Here I've marked a few areas, the nature of which I have decided on.

The imperial administration, and the dwarven enclave were handplaced. The imperial district I knew that I wanted, and so placed the government districts from the very start to fit my vision. Though I did randomize which sides of the imperial palace would have administration districts. The dwarven enclave came after I had placed all the districts, as I decided I wanted a dwarven hold. I'm not quite sure yet whether it might be partially or completely in ruins.

I also knew that I wanted a necropolis. But as fate would have it, there was a temple district inside the walls, close to the nobles and the palace, and largely in ruins. Perfect. No need to add one to the hills, where it wouldn't really be integrated in the city.
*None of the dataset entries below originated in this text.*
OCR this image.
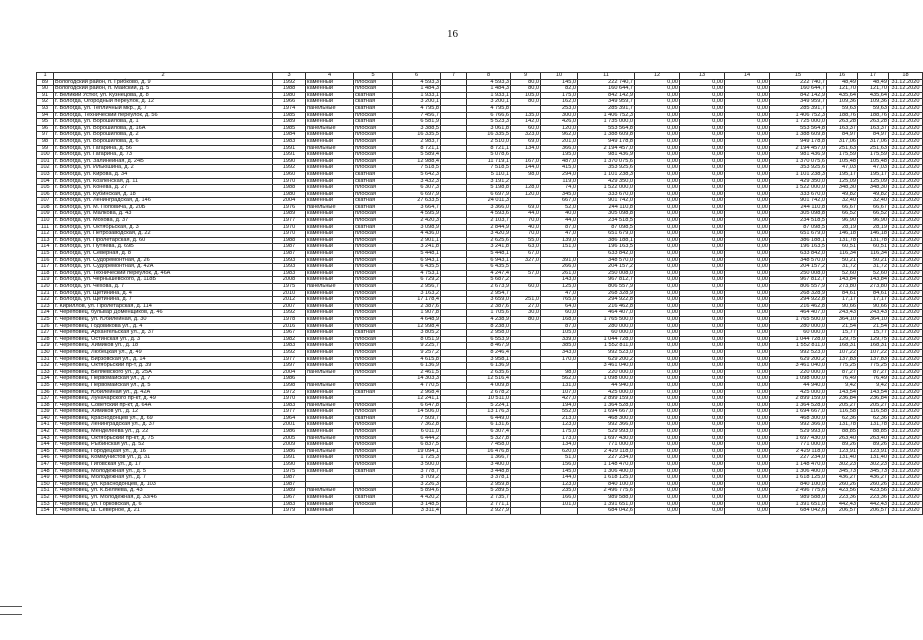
16
1	2	3	4	5	6	7	8	9	10	11	12	13	14	15	16	17	18
89	Вологодский район, п. Грибково, д. 9	1992	каменный	плоская	4 593,3		4 593,3	80,0	145,0	222 740,7	0,00	0,00	0,00	222 740,7	48,49	48,49	31.12.2020
90	Вологодский район, п. Майский, д. 5	1988	каменный	плоская	1 484,3		1 484,3	80,0	82,0	160 644,7	0,00	0,00	0,00	160 644,7	121,70	121,70	31.12.2020
91	г. Великий Устюг, ул. Кузнецова, д. 8	1980	каменный	скатная	1 933,1		1 933,1	105,0	175,0	842 142,9	0,00	0,00	0,00	842 142,9	435,64	435,64	31.12.2020
92	г. Вологда, Огородный переулок, д. 12	1966	каменный	скатная	3 200,1		3 200,1	80,0	162,0	349 959,7	0,00	0,00	0,00	349 959,7	109,36	109,36	31.12.2020
93	г. Вологда, ул. Тепличный мкр., д. 7	1974	панельные	скатная	4 795,8		4 795,8		253,0	285 391,7	0,00	0,00	0,00	285 391,7	59,63	59,63	31.12.2020
94	г. Вологда, Технический переулок, д. 56	1985	каменный	плоская	7 456,7		6 766,6	135,0	300,0	1 406 752,3	0,00	0,00	0,00	1 406 752,3	188,76	188,76	31.12.2020
95	г. Вологда, ул. Ворошилова, д. 1	1989	каменный	скатная	6 581,9		5 523,3	142,0	426,0	1 735 000,0	0,00	0,00	0,00	1 725 000,0	263,28	263,28	31.12.2020
96	г. Вологда, ул. Ворошилова, д. 16А	1985	панельные	плоская	3 388,5		3 061,8	60,0	120,0	553 564,8	0,00	0,00	0,00	553 564,8	163,37	163,37	31.12.2020
97	г. Вологда, ул. Ворошилова, д. 2	1984	каменный	плоская	16 335,5		16 335,5	323,0	962,0	1 388 609,8	0,00	0,00	0,00	1 388 609,8	84,97	84,97	31.12.2020
98	г. Вологда, ул. Ворошилова, д. 6	1983	каменный	плоская	2 983,7		2 510,0	69,0	201,0	949 178,8	0,00	0,00	0,00	949 178,8	317,06	317,06	31.12.2020
99	г. Вологда, ул. Гагарина, д. 56	1991	панельные	плоская	8 721,1		8 721,1	134,0	366,0	2 194 457,0	0,00	0,00	0,00	2 194 457,0	251,63	251,63	31.12.2020
100	г. Вологда, ул. Гагарина, д. 73	1991	каменный	плоская	5 589,4		5 078,6		195,0	981 436,9	0,00	0,00	0,00	981 436,9	175,59	175,59	31.12.2020
101	г. Вологда, ул. Залинейная, д. 24Б	1990	каменный	плоская	12 988,4		11 719,1	167,0	487,0	1 370 075,6	0,00	0,00	0,00	1 370 075,6	105,48	105,48	31.12.2020
102	г. Вологда, ул. Ильюшина, д. 2	1992	каменный	плоская	7 518,5		7 518,5	144,0	415,0	353 925,6	0,00	0,00	0,00	353 925,6	47,03	47,03	31.12.2020
103	г. Вологда, ул. Кирова, д. 34	1960	каменный	скатная	5 642,3		5 110,1	98,0	294,0	1 101 238,3	0,00	0,00	0,00	1 101 238,3	195,17	195,17	31.12.2020
104	г. Вологда, ул. Козленская, д. 11	1970	каменный	скатная	3 432,3		3 191,2		119,0	429 350,0	0,00	0,00	0,00	429 350,0	125,09	125,09	31.12.2020
105	г. Вологда, ул. Конева, д. 27	1988	каменный	плоская	6 307,3		5 198,8	128,0	74,0	1 522 000,0	0,00	0,00	0,00	1 522 000,0	348,30	348,30	31.12.2020
106	г. Вологда, ул. Кубинская, д. 18	1980	каменный	плоская	6 697,9		6 697,9	120,0	345,0	333 670,0	0,00	0,00	0,00	333 670,0	49,82	49,82	31.12.2020
107	г. Вологда, ул. Ленинградская, д. 146	2004	каменный	скатная	27 633,5		24 011,3		667,0	901 742,0	0,00	0,00	0,00	901 742,0	32,40	32,40	31.12.2020
108	г. Вологда, ул. М. Поповича, д. 20Б	1976	панельные	скатная	3 664,7		3 366,0	69,0	52,0	244 110,8	0,00	0,00	0,00	244 110,8	66,67	66,67	31.12.2020
109	г. Вологда, ул. Малкова, д. 43	1989	каменный	плоская	4 595,9		4 593,6	44,0	40,0	305 098,8	0,00	0,00	0,00	305 098,8	66,52	66,52	31.12.2020
110	г. Вологда, ул. Мохова, д. 37	1977	каменный	плоская	2 420,3		2 103,7	70,0	44,0	234 518,5	0,00	0,00	0,00	234 518,5	96,90	96,90	31.12.2020
111	г. Вологда, ул. Октябрьская, д. 3	1970	каменный	скатная	3 098,9		2 844,9	40,0	87,0	87 098,5	0,00	0,00	0,00	87 098,5	28,19	28,19	31.12.2020
112	г. Вологда, ул. Петрозаводская, д. 22	1970	каменный	плоская	4 436,0		3 420,9	70,0	47,0	651 679,0	0,00	0,00	0,00	651 679,0	146,18	146,18	31.12.2020
113	г. Вологда, ул. Пролетарская, д. 60	1988	каменный	плоская	2 901,1		2 625,6	55,0	139,0	386 188,1	0,00	0,00	0,00	386 188,1	131,78	131,78	31.12.2020
114	г. Вологда, ул. Путяева, д. 69Б	1987	каменный	плоская	3 241,8		3 241,8	63,0	151,0	196 163,5	0,00	0,00	0,00	196 163,5	60,51	60,51	31.12.2020
115	г. Вологда, ул. Северная, д. 8	1987	каменный	плоская	5 448,1		5 448,1	67,0		633 842,0	0,00	0,00	0,00	633 842,0	116,34	116,34	31.12.2020
116	г. Вологда, ул. Судоремонтная, д. 26	1993	каменный	плоская	6 943,1		6 943,1	327,0	391,0	348 570,0	0,00	0,00	0,00	348 570,0	50,21	50,21	31.12.2020
117	г. Вологда, ул. Судоремонтная, д. 42А	1993	каменный	плоская	6 435,5		6 435,5		266,0	204 157,2	0,00	0,00	0,00	204 157,2	31,72	31,72	31.12.2020
118	г. Вологда, ул. Технический переулок, д. 46А	1983	каменный	плоская	4 753,1		4 247,4	57,0	261,0	250 008,0	0,00	0,00	0,00	250 008,0	52,60	52,60	31.12.2020
119	г. Вологда, ул. Чернышевского, д. 118Б	2008	каменный	плоская	6 729,2		5 687,2		143,0	967 812,7	0,00	0,00	0,00	967 812,7	143,84	143,84	31.12.2020
120	г. Вологда, ул. Чехова, д. 7	1975	панельные	плоская	2 956,7		2 673,9	60,0	125,0	806 557,9	0,00	0,00	0,00	806 557,9	273,80	273,80	31.12.2020
121	г. Вологда, ул. Щетинина, д. 4	2010	каменный	плоская	3 163,2		2 954,7		47,0	268 328,9	0,00	0,00	0,00	268 328,9	84,61	84,61	31.12.2020
122	г. Вологда, ул. Щетинина, д. 7	2012	каменный	плоская	17 178,4		3 659,0	251,0	765,0	294 922,8	0,00	0,00	0,00	294 922,8	17,17	17,17	31.12.2020
123	г. Кириллов, ул. Пролетарская, д. 114	2007	каменный	плоская	2 387,6		2 387,6	27,0	64,0	216 462,8	0,00	0,00	0,00	216 462,8	90,66	90,66	31.12.2020
124	г. Череповец, бульвар Доменщиков, д. 46	1992	каменный	плоская	1 907,8		1 705,6	30,0	60,0	464 407,0	0,00	0,00	0,00	464 407,0	243,43	243,43	31.12.2020
125	г. Череповец, ул. Юбилейная, д. 30	1978	каменный	плоская	4 648,9		4 238,9	80,0	168,0	1 765 500,0	0,00	0,00	0,00	1 765 500,0	364,10	364,10	31.12.2020
126	г. Череповец, Годовикова ул., д. 4	2016	каменный	плоская	12 998,4		8 238,0		87,0	280 000,0	0,00	0,00	0,00	280 000,0	21,54	21,54	31.12.2020
127	г. Череповец, Архангельская ул., д. 37	1967	каменный	скатная	3 805,2		2 958,0		105,0	60 000,0	0,00	0,00	0,00	60 000,0	15,77	15,77	31.12.2020
128	г. Череповец, Остинская ул., д. 3	1982	каменный	плоская	8 051,9		6 553,9		339,0	1 044 728,0	0,00	0,00	0,00	1 044 728,0	129,75	129,75	31.12.2020
129	г. Череповец, Химиков ул., д. 18	1983	каменный	плоская	9 225,7		8 467,9		385,0	1 552 811,0	0,00	0,00	0,00	1 552 811,0	168,31	168,31	31.12.2020
130	г. Череповец, Любецкая ул., д. 49	1992	каменный	плоская	9 257,2		8 246,4		343,0	992 523,0	0,00	0,00	0,00	992 523,0	107,22	107,22	31.12.2020
131	г. Череповец, Бирзовская ул., д. 14	1977	каменный	плоская	4 615,8		3 958,1		170,0	629 200,2	0,00	0,00	0,00	629 200,2	137,83	137,83	31.12.2020
132	г. Череповец, Октябрьский пр-т, д. 39	1997	каменный	плоская	6 136,9		6 136,9			3 461 040,0	0,00	0,00	0,00	3 461 040,0	775,25	775,25	31.12.2020
133	г. Череповец, Беляевского ул., д. 25А	2004	панельные	плоская	2 461,5		2 635,6		98,0	220 000,0	0,00	0,00	0,00	220 000,0	87,27	87,27	31.12.2020
134	г. Череповец, Первомайская ул., д. 7	1986			14 303,3		12 516,4		562,0	1 098 000,0	0,00	0,00	0,00	1 098 000,0	76,49	76,49	31.12.2020
135	г. Череповец, Первомайская ул., д. 5	1998	панельные	плоская	4 770,5		4 009,8		131,0	44 940,0	0,00	0,00	0,00	44 940,0	9,42	9,42	31.12.2020
136	г. Череповец, Юбилейная ул., д. 42А	1972	каменный	скатная	2 968,4		2 678,2		107,0	425 000,0	0,00	0,00	0,00	425 000,0	143,54	143,54	31.12.2020
137	г. Череповец, Луначарского пр-кт, д. 49	1970	каменный		12 241,1		10 511,0		427,0	2 899 159,0	0,00	0,00	0,00	2 899 159,0	236,84	236,84	31.12.2020
138	г. Череповец, Советский пр-кт, д. 64А	1983	панельные	плоская	6 647,8		5 224,1		194,0	1 364 528,0	0,00	0,00	0,00	1 364 528,0	205,27	205,27	31.12.2020
139	г. Череповец, Химиков ул., д. 12	1977	каменный	плоская	14 506,0		13 176,3		552,0	1 694 667,0	0,00	0,00	0,00	1 694 667,0	116,58	116,58	31.12.2020
140	г. Череповец, Краснодонцев ул., д. 69	1964	каменный	скатная	7 509,7		6 449,0		213,0	468 300,0	0,00	0,00	0,00	468 300,0	62,36	62,36	31.12.2020
141	г. Череповец, Ленинградская ул., д. 37	2001	каменный	плоская	7 362,8		6 131,6		123,0	992 366,0	0,00	0,00	0,00	992 366,0	131,78	131,78	31.12.2020
142	г. Череповец, Менделеева ул., д. 22	1986	каменный	плоская	6 011,0		6 307,4		175,0	529 993,0	0,00	0,00	0,00	529 993,0	88,85	88,85	31.12.2020
143	г. Череповец, Октябрьский пр-кт, д. 75	2005	панельные	плоская	6 444,2		5 327,8		173,0	1 697 430,0	0,00	0,00	0,00	1 697 430,0	263,40	263,40	31.12.2020
144	г. Череповец, Рыбинская ул., д. 52	2009	каменный	плоская	6 837,5		7 458,0		134,0	771 000,0	0,00	0,00	0,00	771 000,0	89,26	89,26	31.12.2020
145	г. Череповец, Городецкая ул., д. 16	1986	панельные	плоская	19 094,1		16 476,8		620,0	2 429 118,0	0,00	0,00	0,00	2 429 118,0	123,91	123,91	31.12.2020
146	г. Череповец, Коммунистов ул., д. 31	1991	каменный	плоская	1 725,3		1 366,7		51,0	227 234,0	0,00	0,00	0,00	227 234,0	131,40	131,40	31.12.2020
147	г. Череповец, Гиговская ул., д. 17	1990	каменный	плоская	3 500,0		3 400,0		156,0	1 148 470,0	0,00	0,00	0,00	1 148 470,0	302,23	302,23	31.12.2020
148	г. Череповец, Молодежная ул., д. 5	1975	каменный	скатная	3 778,7		3 448,8		145,0	1 306 400,0	0,00	0,00	0,00	1 306 400,0	345,73	345,73	31.12.2020
149	г. Череповец, Молодежная ул., д. 7	1987			3 709,2		3 378,1		144,0	1 618 125,0	0,00	0,00	0,00	1 618 125,0	436,27	436,27	31.12.2020
150	г. Череповец, ул. Краснодонцев, д. 103	1987			3 226,3		2 959,8		123,0	840 100,0	0,00	0,00	0,00	840 100,0	260,26	260,26	31.12.2020
151	г. Череповец, ул. К.Беляева, д. 43	1989	панельные	плоская	5 894,6		5 289,5		235,0	2 496 775,6	0,00	0,00	0,00	2 496 775,6	423,56	423,56	31.12.2020
152	г. Череповец, ул. Молодежная, д. 33/46	1967	каменный	скатная	4 420,2		2 735,7		166,0	989 588,0	0,00	0,00	0,00	989 588,0	223,36	223,36	31.12.2020
153	г. Череповец, ул. Горковская, д. 6	1983	каменный	плоская	3 148,5		2 771,1		101,0	1 391 651,0	0,00	0,00	0,00	1 391 651,0	442,43	442,43	31.12.2020
154	г. Череповец, ш. Северное, д. 21	1979	каменный		3 311,4		2 927,9			684 042,6	0,00	0,00	0,00	684 042,6	206,57	206,57	31.12.2020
Then there is Plague Row, and the Ruined University. Neither of those were planned. They just happened to be ruined as completely as they are. And when I saw those areas being ruined, I figured there must be a reason for it. I decided that Plague Row has been walled off at both ends, due to the deadly plague that may or may not have turned the inhabitants into zombies. The areas close to the wall was abandoned by people who didn't want to live that close to the area. The ruined university was destroyed by some magical experiment gone wrong, wrecking the entire university as well as some of the nearby administrative district.

My next step will be to decide on where the players will start off, and then more closely determine the nature of the surrounding area. The entire rest of the map will be left as it is. Maybe I will add further areas to the edge of the city. Maybe I will ruin further areas. The dwarven enclave might, or might not be ruined. But I will get to that as it comes up.